Brian May | Australia | 04/06/2000
(4 out of 5 stars)
"This EP, released in 1980, is something of an oddity. Its four songs are an eclectic assortment and it is probably the first recording that widened Midnight Oil's scope. After this, listeners would no longer be able to pigeonhole the band. It opens with the most characteristic Oils song, the terrific rocker "No Time For Games", which deals with the angst of youth in the face of middle class conformity and parental expectations. "Knife's Edge" is a similar in your face rock song, with a brilliant driving rhythm. With "Wedding Cake Island" the EP becomes a bit more indefinable. A tropical/Hawaiian-like instrumental, this is a gorgeous track, complete with a melody (very unusual for the Oils!) "I'm the Cure" is a strange one. Presumably about drugs, the vocals are spoken very slowly, almost slurred. To the non fan it might sound sick - however it is very insighftul. It's an uncomfortable song - I'm not sure if I like it, but I can't deny its impact. "Bird Noises" is very good. It foreshadows the brilliance that would follow in two years' time, with the album "10,9,8,7,6,5,4,3,2,1"."

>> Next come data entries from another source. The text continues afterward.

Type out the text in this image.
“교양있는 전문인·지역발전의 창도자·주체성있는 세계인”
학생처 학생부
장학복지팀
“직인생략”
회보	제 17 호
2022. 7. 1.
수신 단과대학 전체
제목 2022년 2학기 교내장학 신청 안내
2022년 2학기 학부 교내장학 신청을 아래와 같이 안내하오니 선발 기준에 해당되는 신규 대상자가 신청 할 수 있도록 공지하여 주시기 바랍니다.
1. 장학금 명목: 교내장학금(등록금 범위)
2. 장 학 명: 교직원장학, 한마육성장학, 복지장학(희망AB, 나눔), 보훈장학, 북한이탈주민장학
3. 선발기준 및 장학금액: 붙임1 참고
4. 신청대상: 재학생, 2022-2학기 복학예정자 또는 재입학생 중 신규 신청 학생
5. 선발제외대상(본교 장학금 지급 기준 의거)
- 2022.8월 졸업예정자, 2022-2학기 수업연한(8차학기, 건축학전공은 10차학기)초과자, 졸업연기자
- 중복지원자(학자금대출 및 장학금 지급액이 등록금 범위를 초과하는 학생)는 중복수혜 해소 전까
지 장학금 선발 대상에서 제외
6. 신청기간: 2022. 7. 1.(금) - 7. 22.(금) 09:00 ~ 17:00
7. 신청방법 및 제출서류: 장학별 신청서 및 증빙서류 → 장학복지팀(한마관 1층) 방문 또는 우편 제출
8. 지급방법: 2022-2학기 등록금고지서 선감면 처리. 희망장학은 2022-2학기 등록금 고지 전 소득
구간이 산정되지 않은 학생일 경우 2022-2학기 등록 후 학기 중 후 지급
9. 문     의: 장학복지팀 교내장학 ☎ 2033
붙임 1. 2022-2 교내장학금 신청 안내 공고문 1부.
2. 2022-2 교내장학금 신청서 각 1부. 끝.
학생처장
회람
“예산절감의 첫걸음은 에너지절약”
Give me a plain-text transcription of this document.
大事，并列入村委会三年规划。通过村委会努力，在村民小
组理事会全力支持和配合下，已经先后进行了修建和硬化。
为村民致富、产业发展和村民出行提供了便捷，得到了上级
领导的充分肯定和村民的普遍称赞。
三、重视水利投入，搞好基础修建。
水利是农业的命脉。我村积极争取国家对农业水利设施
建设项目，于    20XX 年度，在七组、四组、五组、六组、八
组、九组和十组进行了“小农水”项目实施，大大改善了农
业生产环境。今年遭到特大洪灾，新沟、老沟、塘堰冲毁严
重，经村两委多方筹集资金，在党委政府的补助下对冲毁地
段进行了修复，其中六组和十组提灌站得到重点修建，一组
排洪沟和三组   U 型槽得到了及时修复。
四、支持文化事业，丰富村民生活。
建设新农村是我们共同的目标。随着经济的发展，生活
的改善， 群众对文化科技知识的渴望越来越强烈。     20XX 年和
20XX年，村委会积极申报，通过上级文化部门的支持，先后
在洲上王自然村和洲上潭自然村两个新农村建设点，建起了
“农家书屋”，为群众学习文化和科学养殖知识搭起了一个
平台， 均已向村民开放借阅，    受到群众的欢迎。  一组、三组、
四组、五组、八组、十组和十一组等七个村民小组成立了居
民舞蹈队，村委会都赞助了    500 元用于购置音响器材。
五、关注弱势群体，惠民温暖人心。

God is Hiding in This Teacup
Jack Baker | LeRoy,IL | 02/12/2008
(4 out of 5 stars)
"Released between Head Injuries and A Place Without a Postcard, this 4 song EP is a quick snapshot of where Midnight Oil was at in 1980. To my mind, the music on "No Time For Games", "Knife's Edge", and "The Cure" is similar to what the Oils would release a year later on Postcard, but perhaps a little less refined. There's also the gorgeous "Wedding Cake Island", a surf inspired instrumental that showcases the compositional skills of guitarist Martin Rotsey and multi-instrumentalist Jim Moginie. Midnight Oil has never gotten the respect that they deserve as musicians, especially Moginie, who in my opinion is one of the most underrated musicians to emerge over the course of my lifetime. Bird Noises is not Midnight Oil's best work, but it remains an interesting curio in the history of this fine group."